Quella che si combatte in Libia è una guerra per procura con molti interessi in gioco. Con il presidente Serraj sono schierati Turchia, Qatar, Onu e in teoria Italia. Con Haftar, Arabia Saudita, Emirati arabi uniti, Egitto, Russia e la sempre più attiva Francia. Nei giorni scorsi Serraj ha raggiunto Milano per incontrare il vicepremier e ministro dell’Interno Matteo Salvini, uno sgarbo istituzionale ai danni del primo ministro Giuseppe Conte e del ministro degli Esteri Enzo Moavero Milanesi. Ma Serraj sa qual è l’uomo forte del nostro governo e a lui ha chiesto un sostegno più netto dell’Italia, dopo tre mesi di traccheggiamenti, con l’esecutivo gialloverde che si gioca la doppia opzione: non inimicarsi il governo legittimo, che abbiamo contribuito a far nascere col sostegno dell’Onu, e allo stesso tempo non scontrarsi con Haftar, in attesa di vedere chi vince il tragico braccio di ferro. Serraj ha una carta buona per trattare, la solita utilizzata dai leader libici: l’immigrazione.

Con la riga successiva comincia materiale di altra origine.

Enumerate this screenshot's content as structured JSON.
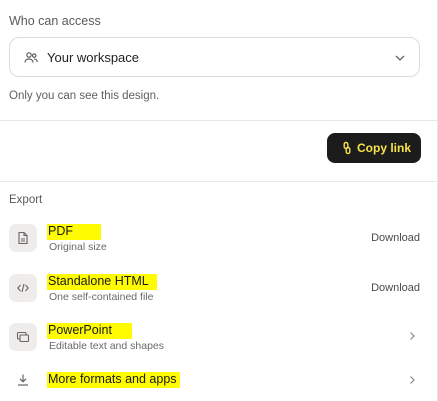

Sarebbe il momento di finirla con la favoletta autoassolutoria della Libia porto sicuro: se non ci fossero di mezzo tragedie, sarebbe una barzelletta. È stata istituita la Sar (zona di ricerca e soccorso in mare) libica ma le motovedette di Tripoli intervengono a singhiozzo e una parte è stata riciclata in navi da guerra. L’Italia ha arretrato la sua presenza (Guardia costiera, Marina militare e Guardia di finanza) proprio dopo la creazione della nuova Sar sotto tutela del governo Serraj. La missione Sophia dell’Unione Europea è ormai presente solo con aerei di monitoraggio. Le navi delle ong sono invece nel mirino del nostro governo. Ma non personaggi come il comandante Bija, alla guida di una Guardia costiera libica grazie ai fondi elargiti da Bruxelles e da Roma, ma anche di un traffico di migranti e di contrabbando, crimini per i quali è indagato dalla Corte penale internazionale dell’Aja. Gli immigrati in Libia muoiono sotto i bombardamenti ma anche in mare. Non stanno diminuendo le vittime nel Mediterraneo, stanno diminuendo i testimoni come abbiamo visto. «Nel 2019 una persona ogni tre ha perso la vita nel tentativo di arrivare in Europa lungo la rotta della Libia» denuncia il Consiglio dei diritti umani delle Nazioni Unite.

Solo nei primi 4 mesi del 2019 sono morte 422 persone. In media si tratta della percentuale di vittime più elevata sul totale delle partenze dal 2014. Una verità oscurata dall’oscena definizione di «porto sicuro».